Give Employees a Better Option

As of the date of this publication, more than $81 million has been awarded to 32 whistleblowers from the SEC’s Whistleblower Program, and five whistleblowers have collected more than $26 million in the past month alone.9 This enforcement tool is here to stay.

As we recently discussed (regarding the U.S. Commodity Futures Trading Commission’s (CFTC)’s $10-million-plus whistleblower award in April 2016),10 many whistleblowers have tried to report their concerns internally, to management, before taking external action. While regulators have made clear that attempts to interfere with or discourage whistleblowing will not be tolerated, companies regulated by SOX and the Commodity Exchange Act can and should create internal compliance programs and a culture that encourages their employees to come to them with their good faith concerns. Once those internal reports are made, moreover, it is crucial that companies have processes in place to promptly and effectively respond.

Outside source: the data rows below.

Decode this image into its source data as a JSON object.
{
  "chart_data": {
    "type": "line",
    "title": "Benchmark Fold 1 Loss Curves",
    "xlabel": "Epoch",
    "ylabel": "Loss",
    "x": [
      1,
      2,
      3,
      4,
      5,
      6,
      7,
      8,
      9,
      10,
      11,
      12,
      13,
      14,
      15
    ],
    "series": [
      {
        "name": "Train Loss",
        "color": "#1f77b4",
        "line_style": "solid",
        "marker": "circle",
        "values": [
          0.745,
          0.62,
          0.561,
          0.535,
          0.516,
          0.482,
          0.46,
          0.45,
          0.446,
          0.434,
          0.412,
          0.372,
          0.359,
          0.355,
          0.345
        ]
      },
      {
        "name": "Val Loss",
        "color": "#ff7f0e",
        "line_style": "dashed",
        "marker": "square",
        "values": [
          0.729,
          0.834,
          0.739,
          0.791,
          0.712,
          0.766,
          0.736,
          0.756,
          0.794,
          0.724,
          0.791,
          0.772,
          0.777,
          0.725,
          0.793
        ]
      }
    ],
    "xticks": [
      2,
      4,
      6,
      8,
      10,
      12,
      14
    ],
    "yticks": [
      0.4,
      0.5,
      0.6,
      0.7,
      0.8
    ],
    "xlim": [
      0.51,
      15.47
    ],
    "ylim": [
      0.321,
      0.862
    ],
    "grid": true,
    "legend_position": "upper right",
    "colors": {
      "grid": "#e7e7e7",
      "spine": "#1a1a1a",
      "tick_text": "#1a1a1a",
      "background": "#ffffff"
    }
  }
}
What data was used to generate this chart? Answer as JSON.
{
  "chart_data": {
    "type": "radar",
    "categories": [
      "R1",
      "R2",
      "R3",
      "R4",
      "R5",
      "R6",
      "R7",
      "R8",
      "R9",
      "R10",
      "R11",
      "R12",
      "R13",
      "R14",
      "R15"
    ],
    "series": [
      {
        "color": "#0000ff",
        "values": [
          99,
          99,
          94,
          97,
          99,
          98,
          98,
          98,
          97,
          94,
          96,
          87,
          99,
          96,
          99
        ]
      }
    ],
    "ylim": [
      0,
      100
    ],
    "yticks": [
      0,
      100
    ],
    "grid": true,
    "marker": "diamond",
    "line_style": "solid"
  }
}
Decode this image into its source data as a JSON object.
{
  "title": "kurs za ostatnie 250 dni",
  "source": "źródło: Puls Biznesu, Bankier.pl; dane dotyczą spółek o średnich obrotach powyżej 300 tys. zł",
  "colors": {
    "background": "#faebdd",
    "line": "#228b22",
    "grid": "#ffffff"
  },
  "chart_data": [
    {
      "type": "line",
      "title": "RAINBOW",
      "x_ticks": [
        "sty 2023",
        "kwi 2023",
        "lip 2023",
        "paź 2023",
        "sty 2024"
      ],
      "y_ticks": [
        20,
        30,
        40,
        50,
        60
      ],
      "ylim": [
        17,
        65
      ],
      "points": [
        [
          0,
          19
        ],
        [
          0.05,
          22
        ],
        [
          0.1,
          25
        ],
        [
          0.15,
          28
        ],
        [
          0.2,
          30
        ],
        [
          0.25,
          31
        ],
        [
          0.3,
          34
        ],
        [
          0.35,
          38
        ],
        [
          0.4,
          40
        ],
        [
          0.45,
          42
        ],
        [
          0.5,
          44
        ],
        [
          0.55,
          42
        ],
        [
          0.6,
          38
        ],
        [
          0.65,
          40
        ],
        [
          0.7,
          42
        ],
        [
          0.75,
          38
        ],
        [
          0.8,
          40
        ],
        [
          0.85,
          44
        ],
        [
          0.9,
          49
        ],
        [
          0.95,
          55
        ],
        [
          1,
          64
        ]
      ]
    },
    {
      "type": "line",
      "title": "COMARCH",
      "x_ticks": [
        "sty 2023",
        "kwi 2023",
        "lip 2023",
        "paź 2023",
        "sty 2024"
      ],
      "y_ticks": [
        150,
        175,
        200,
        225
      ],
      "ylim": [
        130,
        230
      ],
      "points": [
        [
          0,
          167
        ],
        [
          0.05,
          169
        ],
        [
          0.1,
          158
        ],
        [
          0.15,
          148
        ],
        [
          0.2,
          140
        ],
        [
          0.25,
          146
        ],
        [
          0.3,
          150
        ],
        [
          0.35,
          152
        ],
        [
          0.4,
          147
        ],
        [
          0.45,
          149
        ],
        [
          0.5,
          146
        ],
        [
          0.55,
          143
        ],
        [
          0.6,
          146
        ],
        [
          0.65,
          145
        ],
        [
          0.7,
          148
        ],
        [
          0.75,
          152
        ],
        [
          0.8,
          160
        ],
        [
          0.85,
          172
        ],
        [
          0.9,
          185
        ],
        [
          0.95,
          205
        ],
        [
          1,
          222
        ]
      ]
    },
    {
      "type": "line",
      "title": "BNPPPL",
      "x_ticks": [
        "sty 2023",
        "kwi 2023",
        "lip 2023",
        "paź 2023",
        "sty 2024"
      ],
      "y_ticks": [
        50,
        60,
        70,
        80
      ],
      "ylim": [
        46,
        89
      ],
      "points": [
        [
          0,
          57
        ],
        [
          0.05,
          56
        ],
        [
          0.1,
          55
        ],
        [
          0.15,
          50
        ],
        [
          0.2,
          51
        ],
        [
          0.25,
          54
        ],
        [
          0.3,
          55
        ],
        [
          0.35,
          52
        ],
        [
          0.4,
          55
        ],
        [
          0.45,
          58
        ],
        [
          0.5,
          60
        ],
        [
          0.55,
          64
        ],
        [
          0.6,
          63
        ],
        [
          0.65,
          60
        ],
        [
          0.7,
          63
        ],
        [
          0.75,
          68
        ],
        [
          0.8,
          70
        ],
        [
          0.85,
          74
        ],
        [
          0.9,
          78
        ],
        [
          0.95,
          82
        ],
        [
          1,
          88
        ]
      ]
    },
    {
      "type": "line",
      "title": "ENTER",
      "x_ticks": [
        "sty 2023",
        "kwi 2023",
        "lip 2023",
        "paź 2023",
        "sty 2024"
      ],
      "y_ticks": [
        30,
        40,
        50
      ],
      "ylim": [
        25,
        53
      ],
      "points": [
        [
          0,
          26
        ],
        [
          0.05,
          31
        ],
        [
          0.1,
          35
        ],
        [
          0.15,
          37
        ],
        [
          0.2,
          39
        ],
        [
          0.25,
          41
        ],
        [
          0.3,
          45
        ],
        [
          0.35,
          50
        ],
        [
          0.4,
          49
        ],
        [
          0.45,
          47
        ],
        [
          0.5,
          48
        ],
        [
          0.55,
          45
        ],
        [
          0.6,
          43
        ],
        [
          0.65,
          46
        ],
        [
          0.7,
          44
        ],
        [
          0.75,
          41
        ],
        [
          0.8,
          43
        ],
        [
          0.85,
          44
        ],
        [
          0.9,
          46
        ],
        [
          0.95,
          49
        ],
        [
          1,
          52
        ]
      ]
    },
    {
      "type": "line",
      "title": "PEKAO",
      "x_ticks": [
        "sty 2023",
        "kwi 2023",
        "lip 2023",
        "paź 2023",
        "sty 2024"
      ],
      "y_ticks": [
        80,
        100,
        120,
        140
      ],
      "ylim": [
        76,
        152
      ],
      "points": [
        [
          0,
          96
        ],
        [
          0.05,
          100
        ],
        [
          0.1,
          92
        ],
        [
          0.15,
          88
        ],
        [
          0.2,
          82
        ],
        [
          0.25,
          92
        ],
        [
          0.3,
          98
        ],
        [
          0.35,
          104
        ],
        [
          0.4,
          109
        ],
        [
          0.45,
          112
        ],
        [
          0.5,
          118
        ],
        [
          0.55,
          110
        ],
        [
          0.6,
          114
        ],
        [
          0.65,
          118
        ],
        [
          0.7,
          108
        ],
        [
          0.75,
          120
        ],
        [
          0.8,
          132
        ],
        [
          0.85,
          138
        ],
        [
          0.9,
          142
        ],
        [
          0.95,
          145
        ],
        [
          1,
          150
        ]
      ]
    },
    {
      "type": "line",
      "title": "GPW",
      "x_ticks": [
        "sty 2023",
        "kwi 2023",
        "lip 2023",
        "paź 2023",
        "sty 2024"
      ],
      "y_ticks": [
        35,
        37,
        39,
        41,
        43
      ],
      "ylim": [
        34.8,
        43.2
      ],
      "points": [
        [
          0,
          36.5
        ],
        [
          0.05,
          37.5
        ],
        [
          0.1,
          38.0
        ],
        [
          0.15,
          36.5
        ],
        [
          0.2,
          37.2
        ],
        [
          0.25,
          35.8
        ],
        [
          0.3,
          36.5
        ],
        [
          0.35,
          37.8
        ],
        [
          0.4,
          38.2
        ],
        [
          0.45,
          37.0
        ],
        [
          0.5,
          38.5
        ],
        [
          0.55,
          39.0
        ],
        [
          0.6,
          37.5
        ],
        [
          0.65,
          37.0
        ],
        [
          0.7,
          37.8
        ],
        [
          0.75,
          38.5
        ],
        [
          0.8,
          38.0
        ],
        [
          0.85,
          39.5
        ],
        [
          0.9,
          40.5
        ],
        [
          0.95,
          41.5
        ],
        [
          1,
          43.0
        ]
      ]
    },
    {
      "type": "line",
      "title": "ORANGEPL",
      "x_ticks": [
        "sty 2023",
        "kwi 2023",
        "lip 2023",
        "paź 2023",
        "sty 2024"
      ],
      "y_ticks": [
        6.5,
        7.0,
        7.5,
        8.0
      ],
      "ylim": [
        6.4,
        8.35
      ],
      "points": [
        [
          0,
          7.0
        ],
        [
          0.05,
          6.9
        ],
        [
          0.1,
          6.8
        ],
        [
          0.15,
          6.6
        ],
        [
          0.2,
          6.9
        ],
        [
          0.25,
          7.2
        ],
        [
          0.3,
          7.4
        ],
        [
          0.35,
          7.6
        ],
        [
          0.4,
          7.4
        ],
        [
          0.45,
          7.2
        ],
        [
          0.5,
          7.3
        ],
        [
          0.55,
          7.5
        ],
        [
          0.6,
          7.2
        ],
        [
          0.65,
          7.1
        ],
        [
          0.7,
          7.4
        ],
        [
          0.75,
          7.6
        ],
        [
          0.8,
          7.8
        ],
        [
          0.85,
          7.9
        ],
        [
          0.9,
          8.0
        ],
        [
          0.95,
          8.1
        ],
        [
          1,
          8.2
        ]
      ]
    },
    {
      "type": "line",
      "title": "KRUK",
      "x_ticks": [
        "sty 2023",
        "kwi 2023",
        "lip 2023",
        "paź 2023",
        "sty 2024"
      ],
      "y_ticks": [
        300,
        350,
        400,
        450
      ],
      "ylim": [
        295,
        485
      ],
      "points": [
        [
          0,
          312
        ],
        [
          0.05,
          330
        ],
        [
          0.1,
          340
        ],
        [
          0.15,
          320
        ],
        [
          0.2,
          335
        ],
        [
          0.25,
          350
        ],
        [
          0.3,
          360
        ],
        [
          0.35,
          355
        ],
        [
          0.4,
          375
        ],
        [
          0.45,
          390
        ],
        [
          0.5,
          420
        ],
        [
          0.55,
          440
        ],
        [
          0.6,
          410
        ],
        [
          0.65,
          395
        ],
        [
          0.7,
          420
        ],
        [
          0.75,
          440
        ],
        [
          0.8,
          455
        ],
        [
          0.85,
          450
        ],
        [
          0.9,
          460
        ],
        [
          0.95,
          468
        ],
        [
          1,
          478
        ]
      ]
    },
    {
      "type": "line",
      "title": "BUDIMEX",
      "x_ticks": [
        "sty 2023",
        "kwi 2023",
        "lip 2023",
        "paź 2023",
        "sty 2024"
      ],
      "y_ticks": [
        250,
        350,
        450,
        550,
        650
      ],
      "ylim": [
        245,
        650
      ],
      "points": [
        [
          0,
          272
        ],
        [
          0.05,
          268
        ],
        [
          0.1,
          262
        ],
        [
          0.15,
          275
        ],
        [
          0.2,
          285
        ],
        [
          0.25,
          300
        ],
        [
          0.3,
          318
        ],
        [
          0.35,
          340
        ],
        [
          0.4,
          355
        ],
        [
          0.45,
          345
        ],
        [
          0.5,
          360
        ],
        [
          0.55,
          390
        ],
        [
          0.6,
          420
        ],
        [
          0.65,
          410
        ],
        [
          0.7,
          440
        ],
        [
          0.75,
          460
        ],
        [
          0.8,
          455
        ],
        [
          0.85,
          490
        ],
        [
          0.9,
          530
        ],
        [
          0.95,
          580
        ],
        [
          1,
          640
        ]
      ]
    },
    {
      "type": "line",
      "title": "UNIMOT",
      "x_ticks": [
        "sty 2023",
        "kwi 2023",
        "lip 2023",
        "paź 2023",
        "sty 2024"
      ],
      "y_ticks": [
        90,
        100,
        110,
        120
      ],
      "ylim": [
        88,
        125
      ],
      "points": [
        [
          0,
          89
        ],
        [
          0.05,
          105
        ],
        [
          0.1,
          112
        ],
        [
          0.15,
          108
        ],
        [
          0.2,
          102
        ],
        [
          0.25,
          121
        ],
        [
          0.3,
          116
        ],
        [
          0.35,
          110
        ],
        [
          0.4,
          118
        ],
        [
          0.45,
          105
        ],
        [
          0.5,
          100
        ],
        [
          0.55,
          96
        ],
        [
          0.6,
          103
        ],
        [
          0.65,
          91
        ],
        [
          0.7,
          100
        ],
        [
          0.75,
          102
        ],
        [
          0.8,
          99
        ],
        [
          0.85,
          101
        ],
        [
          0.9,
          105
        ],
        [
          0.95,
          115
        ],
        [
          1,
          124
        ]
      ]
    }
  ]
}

Companies should:

  • Periodically assess and update their code of conduct, ethics and whistleblower policies.
  • Create a culture of compliance – with substantive and anti-retaliation laws.
  • Avoid language in separation and confidentiality agreements that could be seen as impeding whistleblowers from reporting to regulators.
  • Periodically assess and update their internal investigation procedures to ensure timely and effective responses to internal reports.

Conclusion

Last week’s $17-million-plus whistleblower bounty is an opportunity for companies in the securities space to make employees part of their race to compliance gold, instead of becoming champions for the SEC. Companies will stand tall on the winner’s podium by adopting a platinum-standard culture of prevention, transparency, and compliance.